Es triste y patético ver cómo las cadenas convencionales han relegado el cine clásico al inframundo. Si no es contemporáneo no mola, es para carcas. Si no es en color, ¿de qué estamos hablando? Si no está rodado con ordenador y con los últimos avances en efectos especiales, apaga y vámonos. El cine clásico es carne de hemerotecas de coleccionistas privados o de promociones semanales en algún que otro periódico que busca subir tirada. Volver atrás en el tiempo y recordar programas como La Clave, Cineclub, Filmoteca TV, Con H de humor o Mis terrores favoritos no forman parte, ni formarán, de la parrilla televisiva tal y como está hoy concebida la pequeña pantalla. Para encontrar un título con enjundia clásica hay que zapear por los canales privados o ser un absoluto insomne que con suerte, entre tarotistas y vendedores de telemarketing, encuentre como una aguja en un pajar una cinta que merezca la pena y que nos remonte y nos devuelva el glamour de los 20 a los 50, se detenga en el cine pop de los 60 o en el espíritu comprometido de los 70. Eso sí, si es Navidad o Semana Santa, Frank Capra y su Qué bello es vivir se cuela cada cena de Navidad entre el pavo y los turrones, como también compartimos con pestiños y torrijas algunas de las numerosas superproducciones sobre la historia de la Biblia o del Nuevo Testamento. Dos ocasiones que nos permiten deleitarnos con la ternura del siempre entrañable James Stewart o con un Charlton Heston en pleno esplendor.

Hoy, el que desee retrotraerse en el tiempo necesitará más que nunca un Delorian y el condensador de fluzo, porque el que la contemporaneidad nos devuelva las joyas cinematográficas del cine clásico necesitaría de un guion de Spielberg y de la locura de Doc o de Marty McFly para Regresar al futuro.

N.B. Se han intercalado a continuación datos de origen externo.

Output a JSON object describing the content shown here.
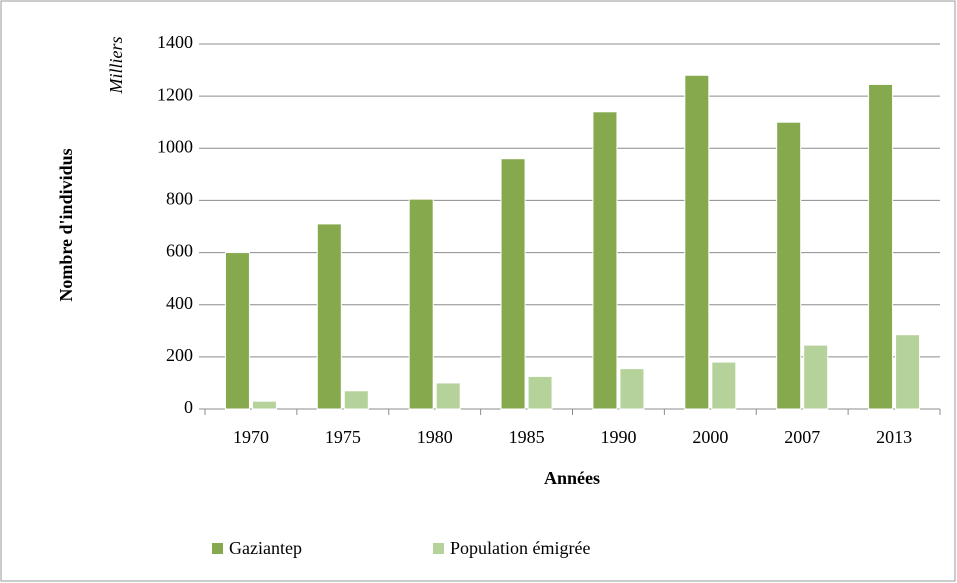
{
  "chart_data": {
    "type": "bar",
    "y_label": "Nombre d'individus",
    "y_unit": "Milliers",
    "x_label": "Années",
    "categories": [
      "1970",
      "1975",
      "1980",
      "1985",
      "1990",
      "2000",
      "2007",
      "2013"
    ],
    "series": [
      {
        "name": "Gaziantep",
        "color": "#86a94e",
        "values": [
          600,
          710,
          805,
          960,
          1140,
          1280,
          1100,
          1245
        ]
      },
      {
        "name": "Population émigrée",
        "color": "#b5d29b",
        "values": [
          30,
          70,
          100,
          125,
          155,
          180,
          245,
          285
        ]
      }
    ],
    "ylim": [
      0,
      1400
    ],
    "yticks": [
      0,
      200,
      400,
      600,
      800,
      1000,
      1200,
      1400
    ],
    "grid": true,
    "legend": "bottom"
  }
}
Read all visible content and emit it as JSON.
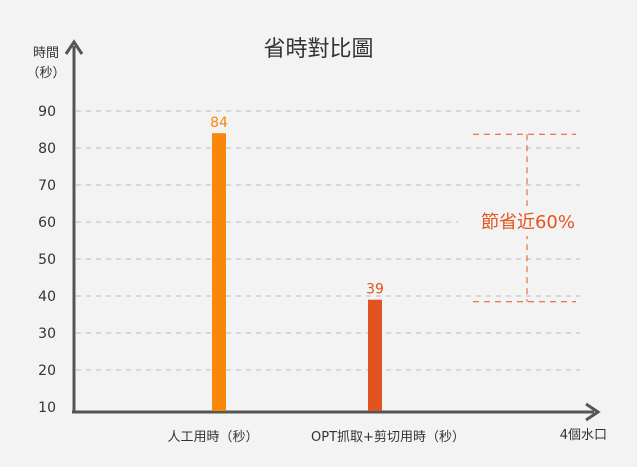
{
  "chart_data": {
    "type": "bar",
    "title": "省時對比圖",
    "ylabel_line1": "時間",
    "ylabel_line2": "（秒）",
    "xlabel": "4個水口",
    "categories": [
      "人工用時（秒）",
      "OPT抓取+剪切用時（秒）"
    ],
    "values": [
      84,
      39
    ],
    "bar_colors": [
      "#f8870a",
      "#e2541f"
    ],
    "ylim": [
      10,
      90
    ],
    "yticks": [
      10,
      20,
      30,
      40,
      50,
      60,
      70,
      80,
      90
    ],
    "grid": true,
    "annotation": {
      "text": "節省近60%",
      "from_value": 84,
      "to_value": 39,
      "color": "#e2541f"
    },
    "axis_color": "#555555",
    "grid_color": "#bbbbbb"
  }
}
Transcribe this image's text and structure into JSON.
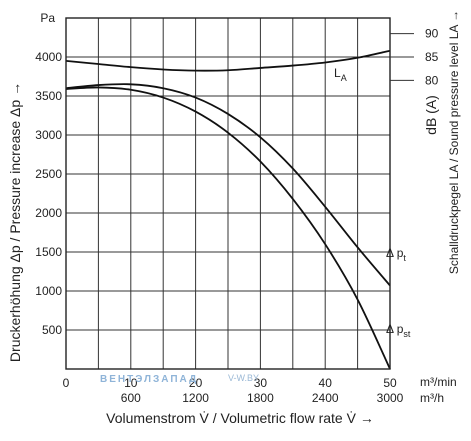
{
  "chart_data": {
    "type": "line",
    "xlabel": "Volumenstrom V̇ / Volumetric flow rate V̇ →",
    "ylabel_left": "Druckerhöhung Δp / Pressure increase Δp →",
    "ylabel_right_db": "dB (A)",
    "ylabel_right_desc": "Schalldruckpegel LA / Sound pressure level LA →",
    "y_unit": "Pa",
    "x_unit_min": "m³/min",
    "x_unit_h": "m³/h",
    "xlim_min": [
      0,
      50
    ],
    "ylim": [
      0,
      4500
    ],
    "x_ticks_min": [
      0,
      10,
      20,
      30,
      40,
      50
    ],
    "x_ticks_h": [
      600,
      1200,
      1800,
      2400,
      3000
    ],
    "y_ticks": [
      500,
      1000,
      1500,
      2000,
      2500,
      3000,
      3500,
      4000
    ],
    "right_ticks_db": [
      {
        "label": "90",
        "pa": 4300
      },
      {
        "label": "85",
        "pa": 4000
      },
      {
        "label": "80",
        "pa": 3700
      }
    ],
    "series": [
      {
        "name": "Δ pt",
        "x": [
          0,
          5,
          10,
          15,
          20,
          25,
          30,
          35,
          40,
          45,
          50
        ],
        "y": [
          3600,
          3640,
          3650,
          3600,
          3480,
          3270,
          2970,
          2570,
          2080,
          1560,
          1070
        ]
      },
      {
        "name": "Δ pst",
        "x": [
          0,
          5,
          10,
          15,
          20,
          25,
          30,
          35,
          40,
          45,
          50
        ],
        "y": [
          3590,
          3610,
          3580,
          3480,
          3300,
          3030,
          2660,
          2180,
          1600,
          890,
          0
        ]
      },
      {
        "name": "LA",
        "x": [
          0,
          5,
          10,
          15,
          20,
          25,
          30,
          35,
          40,
          45,
          50
        ],
        "y": [
          3950,
          3910,
          3870,
          3840,
          3825,
          3830,
          3860,
          3890,
          3930,
          3990,
          4080
        ]
      }
    ],
    "curve_labels": {
      "pt_main": "Δ p",
      "pt_sub": "t",
      "pst_main": "Δ p",
      "pst_sub": "st",
      "la_main": "L",
      "la_sub": "A"
    },
    "grid": true
  },
  "watermark": {
    "brand": "ВЕНТЭЛЗАПАД",
    "site": "V-W.BY"
  }
}
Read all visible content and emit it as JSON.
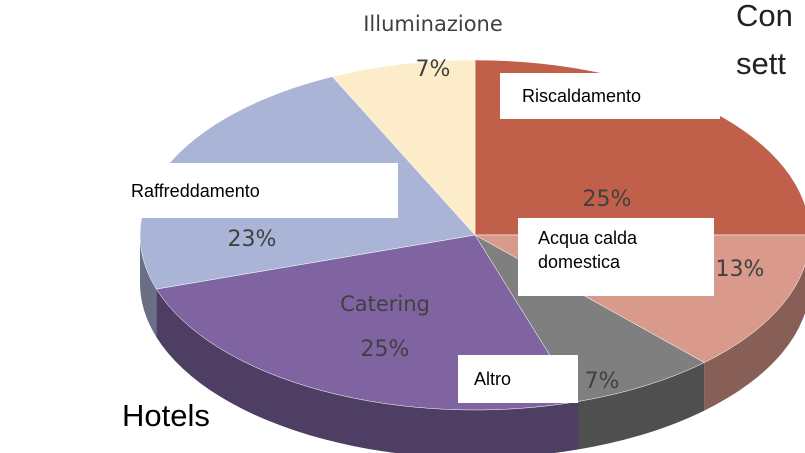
{
  "chart_data": {
    "type": "pie3d",
    "title_lines": [
      "Con",
      "sett"
    ],
    "subtitle": "Hotels",
    "categories": [
      "Riscaldamento",
      "Acqua calda domestica",
      "Altro",
      "Catering",
      "Raffreddamento",
      "Illuminazione"
    ],
    "values": [
      25,
      13,
      7,
      25,
      23,
      7
    ],
    "value_labels": [
      "25%",
      "13%",
      "7%",
      "25%",
      "23%",
      "7%"
    ],
    "colors": [
      "#c0604a",
      "#d99a8b",
      "#7f7f7f",
      "#8064a2",
      "#aab4d6",
      "#fdecca"
    ]
  }
}
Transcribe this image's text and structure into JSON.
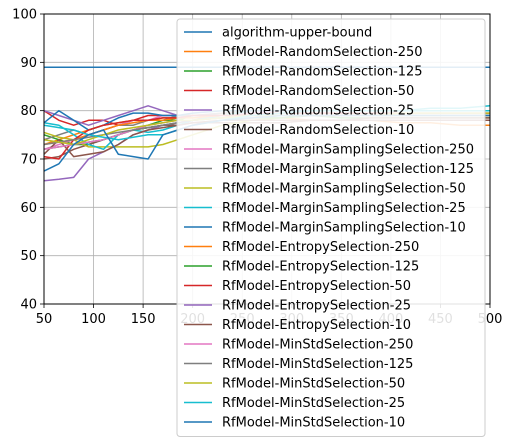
{
  "chart_data": {
    "type": "line",
    "title": "",
    "xlabel": "",
    "ylabel": "",
    "xlim": [
      50,
      500
    ],
    "ylim": [
      40,
      100
    ],
    "xticks": [
      50,
      100,
      150,
      200,
      250,
      300,
      350,
      400,
      450,
      500
    ],
    "yticks": [
      40,
      50,
      60,
      70,
      80,
      90,
      100
    ],
    "grid": true,
    "legend": {
      "placement": "upper-right, covering plot"
    },
    "x": [
      50,
      65,
      80,
      95,
      110,
      125,
      140,
      155,
      170,
      185,
      200,
      230,
      260,
      290,
      320,
      350,
      380,
      410,
      440,
      470,
      500
    ],
    "series": [
      {
        "name": "algorithm-upper-bound",
        "color": "#1f77b4",
        "values": [
          89,
          89,
          89,
          89,
          89,
          89,
          89,
          89,
          89,
          89,
          89,
          89,
          89,
          89,
          89,
          89,
          89,
          89,
          89,
          89,
          89
        ]
      },
      {
        "name": "RfModel-RandomSelection-250",
        "color": "#ff7f0e",
        "values": [
          73,
          74,
          75,
          76,
          77,
          77.5,
          78,
          78,
          78.5,
          78.5,
          78.5,
          78.5,
          78.5,
          78.5,
          78,
          78,
          78,
          77.5,
          77.5,
          77,
          77
        ]
      },
      {
        "name": "RfModel-RandomSelection-125",
        "color": "#2ca02c",
        "values": [
          75,
          74,
          73,
          73,
          74,
          75,
          76,
          77,
          78,
          78,
          79,
          79,
          79,
          79,
          79,
          78.5,
          78.5,
          78.5,
          78.5,
          78.5,
          78.5
        ]
      },
      {
        "name": "RfModel-RandomSelection-50",
        "color": "#d62728",
        "values": [
          80,
          78,
          77,
          78,
          78,
          77,
          78,
          79,
          79,
          79,
          79,
          79,
          79.5,
          79.5,
          79.5,
          79.5,
          79.5,
          79.5,
          79.5,
          79.5,
          79.5
        ]
      },
      {
        "name": "RfModel-RandomSelection-25",
        "color": "#9467bd",
        "values": [
          80,
          79,
          78,
          77,
          78,
          79,
          80,
          81,
          80,
          79,
          79,
          79,
          79,
          79,
          79,
          79,
          79,
          79,
          79,
          79,
          79
        ]
      },
      {
        "name": "RfModel-RandomSelection-10",
        "color": "#8c564b",
        "values": [
          70,
          70.5,
          72,
          73,
          74,
          75,
          76,
          76.5,
          77,
          77,
          77.5,
          77.5,
          77.5,
          77.5,
          78,
          78,
          78,
          78,
          78,
          78,
          78
        ]
      },
      {
        "name": "RfModel-MarginSamplingSelection-250",
        "color": "#e377c2",
        "values": [
          72,
          73,
          74,
          75,
          76,
          77,
          78,
          78,
          79,
          79,
          79,
          79.5,
          79.5,
          80,
          80,
          80,
          80,
          80,
          80,
          80,
          80
        ]
      },
      {
        "name": "RfModel-MarginSamplingSelection-125",
        "color": "#7f7f7f",
        "values": [
          74,
          75,
          76,
          75,
          76,
          77,
          77,
          78,
          78,
          79,
          79,
          79.5,
          80,
          80,
          80,
          80,
          80,
          80,
          80,
          80,
          80
        ]
      },
      {
        "name": "RfModel-MarginSamplingSelection-50",
        "color": "#bcbd22",
        "values": [
          75.5,
          74.5,
          74,
          72.5,
          72.5,
          72.5,
          72.5,
          72.5,
          73,
          74,
          75,
          77,
          78,
          78.5,
          79,
          79,
          79,
          79.5,
          79.5,
          79.5,
          79.5
        ]
      },
      {
        "name": "RfModel-MarginSamplingSelection-25",
        "color": "#17becf",
        "values": [
          77.5,
          77,
          75,
          73,
          72,
          75,
          76,
          75.5,
          76,
          77,
          78,
          79,
          80,
          80,
          80,
          80,
          80,
          80,
          80.5,
          80.5,
          81
        ]
      },
      {
        "name": "RfModel-MarginSamplingSelection-10",
        "color": "#1f77b4",
        "values": [
          77.5,
          80,
          78,
          76,
          77,
          78.5,
          79.5,
          79.5,
          79,
          79,
          79.5,
          80,
          80,
          80,
          80,
          80,
          80,
          80,
          80,
          80,
          80
        ]
      },
      {
        "name": "RfModel-EntropySelection-250",
        "color": "#ff7f0e",
        "values": [
          73,
          73.5,
          74,
          75,
          76,
          77,
          77.5,
          78,
          78,
          78.5,
          78.5,
          79,
          79,
          79,
          79,
          79,
          79,
          79,
          79,
          79,
          79
        ]
      },
      {
        "name": "RfModel-EntropySelection-125",
        "color": "#2ca02c",
        "values": [
          72,
          72.5,
          73,
          73.5,
          74,
          75,
          76,
          76.5,
          77,
          77.5,
          78,
          78.5,
          78.5,
          78.5,
          79,
          79,
          79,
          79,
          79,
          79,
          79
        ]
      },
      {
        "name": "RfModel-EntropySelection-50",
        "color": "#d62728",
        "values": [
          70.5,
          70,
          74,
          76,
          77,
          77.5,
          78,
          78,
          78.5,
          78.5,
          79,
          79,
          79,
          79,
          79,
          79,
          79,
          79,
          79,
          79,
          79
        ]
      },
      {
        "name": "RfModel-EntropySelection-25",
        "color": "#9467bd",
        "values": [
          65.5,
          65.8,
          66.2,
          70,
          71.5,
          73,
          75,
          76,
          77,
          77.5,
          78,
          78.5,
          79,
          79,
          79,
          79,
          79,
          79,
          79,
          79,
          79
        ]
      },
      {
        "name": "RfModel-EntropySelection-10",
        "color": "#8c564b",
        "values": [
          71,
          74,
          70.5,
          71,
          71.5,
          73,
          75,
          76,
          76.5,
          77,
          77.5,
          78,
          78,
          78,
          78,
          78,
          78.5,
          78.5,
          78.5,
          78.5,
          78.5
        ]
      },
      {
        "name": "RfModel-MinStdSelection-250",
        "color": "#e377c2",
        "values": [
          72,
          72.5,
          73,
          73.5,
          74,
          75,
          76,
          77,
          77.5,
          78,
          78,
          78.5,
          78.5,
          79,
          79,
          79,
          79,
          79,
          79,
          79,
          79
        ]
      },
      {
        "name": "RfModel-MinStdSelection-125",
        "color": "#7f7f7f",
        "values": [
          73,
          73.5,
          74,
          74.5,
          75,
          75.5,
          76,
          76.5,
          77,
          77.5,
          78,
          78.5,
          79,
          79,
          79,
          79,
          79,
          79,
          79,
          79,
          79
        ]
      },
      {
        "name": "RfModel-MinStdSelection-50",
        "color": "#bcbd22",
        "values": [
          74,
          73.5,
          73,
          74,
          75,
          76,
          76.5,
          77,
          77.5,
          78,
          78,
          78.5,
          79,
          79,
          79,
          79,
          79,
          79,
          79,
          79,
          79
        ]
      },
      {
        "name": "RfModel-MinStdSelection-25",
        "color": "#17becf",
        "values": [
          77,
          76.5,
          76,
          75,
          74.5,
          74,
          74.5,
          75,
          75,
          76,
          77,
          78,
          79,
          79.5,
          80,
          80,
          80,
          80,
          80,
          80,
          80
        ]
      },
      {
        "name": "RfModel-MinStdSelection-10",
        "color": "#1f77b4",
        "values": [
          67.5,
          69,
          73,
          75,
          76,
          71,
          70.5,
          70,
          75,
          76,
          77,
          78,
          78.5,
          79,
          79,
          79,
          79,
          79,
          79,
          79,
          79
        ]
      }
    ]
  }
}
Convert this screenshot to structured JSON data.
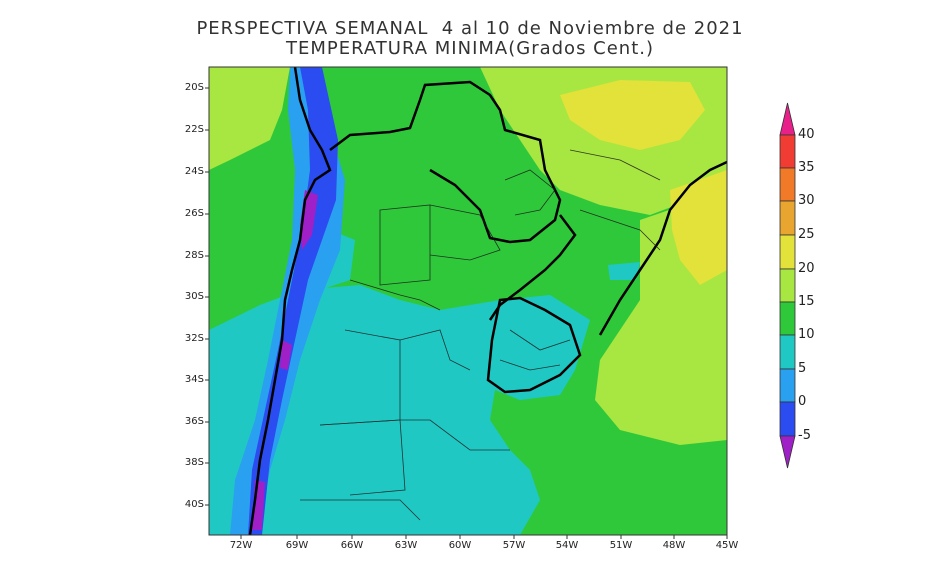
{
  "title": "PERSPECTIVA SEMANAL  4 al 10 de Noviembre de 2021",
  "subtitle": "TEMPERATURA MINIMA(Grados Cent.)",
  "lat_labels": [
    "20S",
    "22S",
    "24S",
    "26S",
    "28S",
    "30S",
    "32S",
    "34S",
    "36S",
    "38S",
    "40S"
  ],
  "lon_labels": [
    "72W",
    "69W",
    "66W",
    "63W",
    "60W",
    "57W",
    "54W",
    "51W",
    "48W",
    "45W"
  ],
  "colorbar": {
    "labels": [
      "40",
      "35",
      "30",
      "25",
      "20",
      "15",
      "10",
      "5",
      "0",
      "-5"
    ],
    "colors": {
      "above_40": "#e8208a",
      "35_40": "#f03c32",
      "30_35": "#f07a28",
      "25_30": "#e8a530",
      "20_25": "#e2e23a",
      "15_20": "#a8e641",
      "10_15": "#2fc83a",
      "5_10": "#20c8c4",
      "0_5": "#2aa0f0",
      "m5_0": "#2a4cf0",
      "below_m5": "#a020c8"
    }
  }
}
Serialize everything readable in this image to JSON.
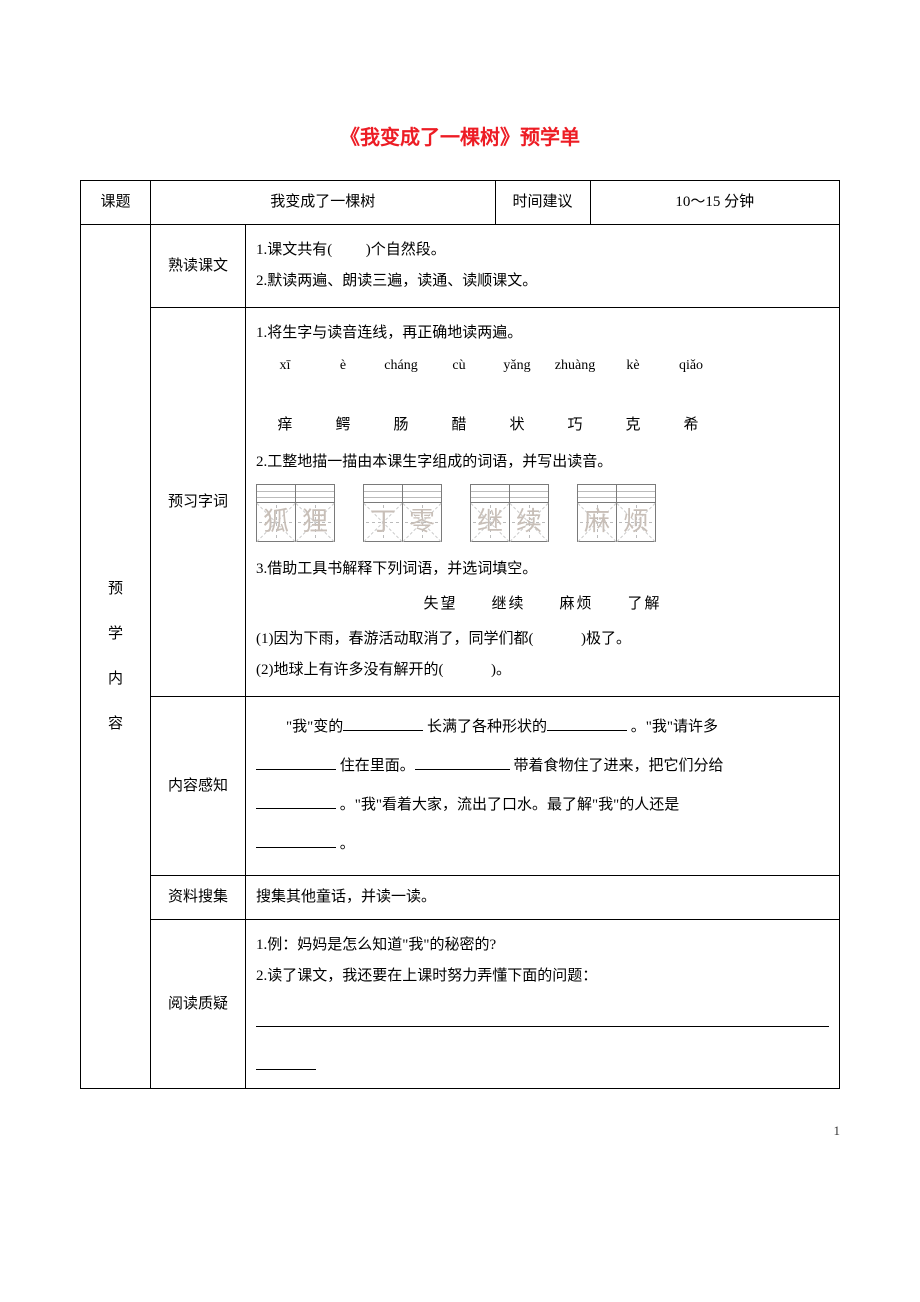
{
  "title": "《我变成了一棵树》预学单",
  "header": {
    "topic_label": "课题",
    "topic_value": "我变成了一棵树",
    "time_label": "时间建议",
    "time_value": "10～15 分钟"
  },
  "side_label": "预学内容",
  "sections": {
    "read": {
      "label": "熟读课文",
      "line1_a": "1.课文共有(",
      "line1_b": ")个自然段。",
      "line2": "2.默读两遍、朗读三遍，读通、读顺课文。"
    },
    "vocab": {
      "label": "预习字词",
      "line1": "1.将生字与读音连线，再正确地读两遍。",
      "pinyin": [
        "xī",
        "è",
        "cháng",
        "cù",
        "yǎng",
        "zhuàng",
        "kè",
        "qiǎo"
      ],
      "chars": [
        "痒",
        "鳄",
        "肠",
        "醋",
        "状",
        "巧",
        "克",
        "希"
      ],
      "line2": "2.工整地描一描由本课生字组成的词语，并写出读音。",
      "trace_words": [
        [
          "狐",
          "狸"
        ],
        [
          "丁",
          "零"
        ],
        [
          "继",
          "续"
        ],
        [
          "麻",
          "烦"
        ]
      ],
      "line3": "3.借助工具书解释下列词语，并选词填空。",
      "options": "失望　　继续　　麻烦　　了解",
      "q1_a": "(1)因为下雨，春游活动取消了，同学们都(",
      "q1_b": ")极了。",
      "q2_a": "(2)地球上有许多没有解开的(",
      "q2_b": ")。"
    },
    "content": {
      "label": "内容感知",
      "t1": "　　\"我\"变的",
      "t2": "长满了各种形状的",
      "t3": "。\"我\"请许多",
      "t4": "住在里面。",
      "t5": "带着食物住了进来，把它们分给",
      "t6": "。\"我\"看着大家，流出了口水。最了解\"我\"的人还是",
      "t7": "。"
    },
    "collect": {
      "label": "资料搜集",
      "text": "搜集其他童话，并读一读。"
    },
    "question": {
      "label": "阅读质疑",
      "line1": "1.例：妈妈是怎么知道\"我\"的秘密的?",
      "line2": "2.读了课文，我还要在上课时努力弄懂下面的问题："
    }
  },
  "page_number": "1"
}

Algo que no pasa con los títulos españoles. Cine de barrio se encarga de ello. Las archimanidas cintas, que interesan a un sector muy pequeño y que son mucho menos didácticas que los clásicos estadounidenses, bien que están presentes, aunque la gente joven pase directamente de ellas. Para estos programas, que no se discute que sigan en parrilla, si hay holgura. Para Casablanca, no. Menos mal que en nuestra memoria, la de los pocos privilegiados que llorábamos y sentíamos las palabras de Humphrey Bogard, «siempre nos quedará París».